16. Korean Public-Interest Datasets for AI Training
⬜ Future Direction
As ownership and provenance of AI training data grow ever more important, refining and releasing citizen-built Korean public-interest data for AI training. Parti’s citizen policy DB, public-forum records, and citizen datasets provide the foundation. (Also covered in Category 6, Civic Technology.)
17. Civic Capacity Education Framework for the AI Era
⬜ Future Direction
A systematic education framework building citizens’ capacity to critically understand AI, use it autonomously, and participate in its governance. A direction in which Parti’s existing education programs integrate and evolve for the AI era. (Also covered in Category 9, Education.)
18. Keeping the Citizen’s Place — The Boundary of AI Simulation and Opinion Analysis
⬜ Future Direction
Synthetic persona technology that simulates citizen opinions with AI, and technology that analyzes large-scale opinion data with AI to read citizens’ desires, are both advancing rapidly. Both are powerful tools, but they carry the same risk — that AI’s output may replace the place where citizens speak for themselves and deliberate together. Even as Parti actively uses AI opinion analysis (item 9), it takes as its task ensuring that such analysis remains in a place that assists, not replaces, citizen deliberation. That the “public sentiment” AI reads can never replace the consensus citizens build by gathering themselves — keeping that boundary together with citizens is a core task of the digital square in the AI era.
19. Citizen Data Trust
⬜ Future Direction
A trust structure where citizen data is owned and operated by citizens themselves. In an era when AI learns from citizen data to create enormous value, a model that returns data sovereignty to citizens and lets them decide together. (Also covered in Category 6, Civic Technology.)
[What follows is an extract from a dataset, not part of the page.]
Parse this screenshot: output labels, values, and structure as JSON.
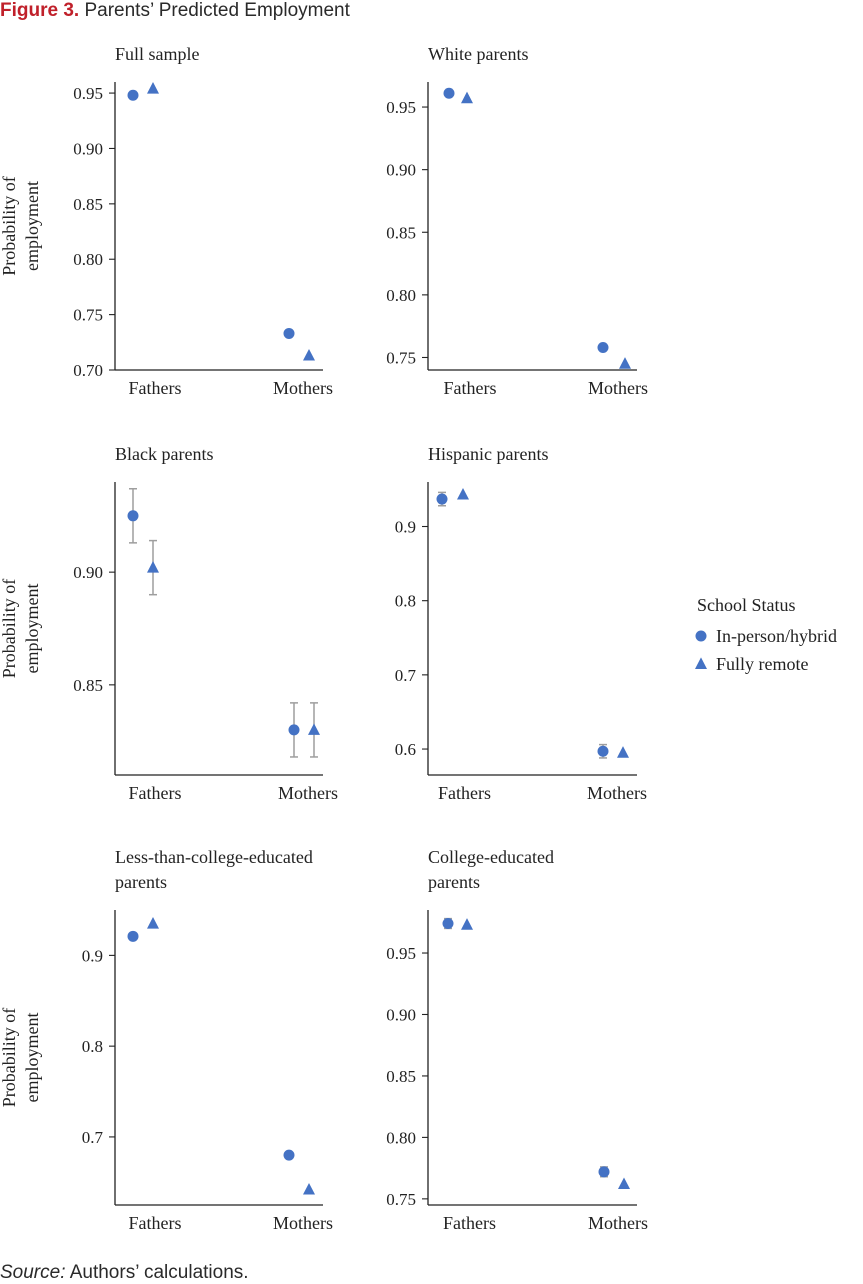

20. AI Democracy Citizens’ Assembly
⬜ Future Direction
A full citizens’ assembly in the proper sense — a sortition-selected citizen panel deliberating in depth on AI governance agendas to produce recommendations. The task is to extend the sortition-based deliberation methodology Parti has built through the Climate Citizens’ Assembly and others into the AI domain, on the foundation of questions and experience gathered from item 1 (Citizen Dialogue) and item 2 (Citizen Lab). The place that most directly realizes “citizen-participatory consensus,” one of the three principles of responsible AI.
In Closing
This document records the features and programs of digital democracy Parti has built over the past decade. We started with the idea of 100, but in cataloging them we discovered we had built more than that.
All these tools and programs came from one belief: that the digital public square should belong to citizens. And these tools are not merely technology for democracy — they were built on a foundation of democratic technology, owned and governed by citizens themselves.
In the AI era, that belief does not change. Who governs the digital world, and how — Parti believes citizens must be able to answer this question, and works to build that answer together.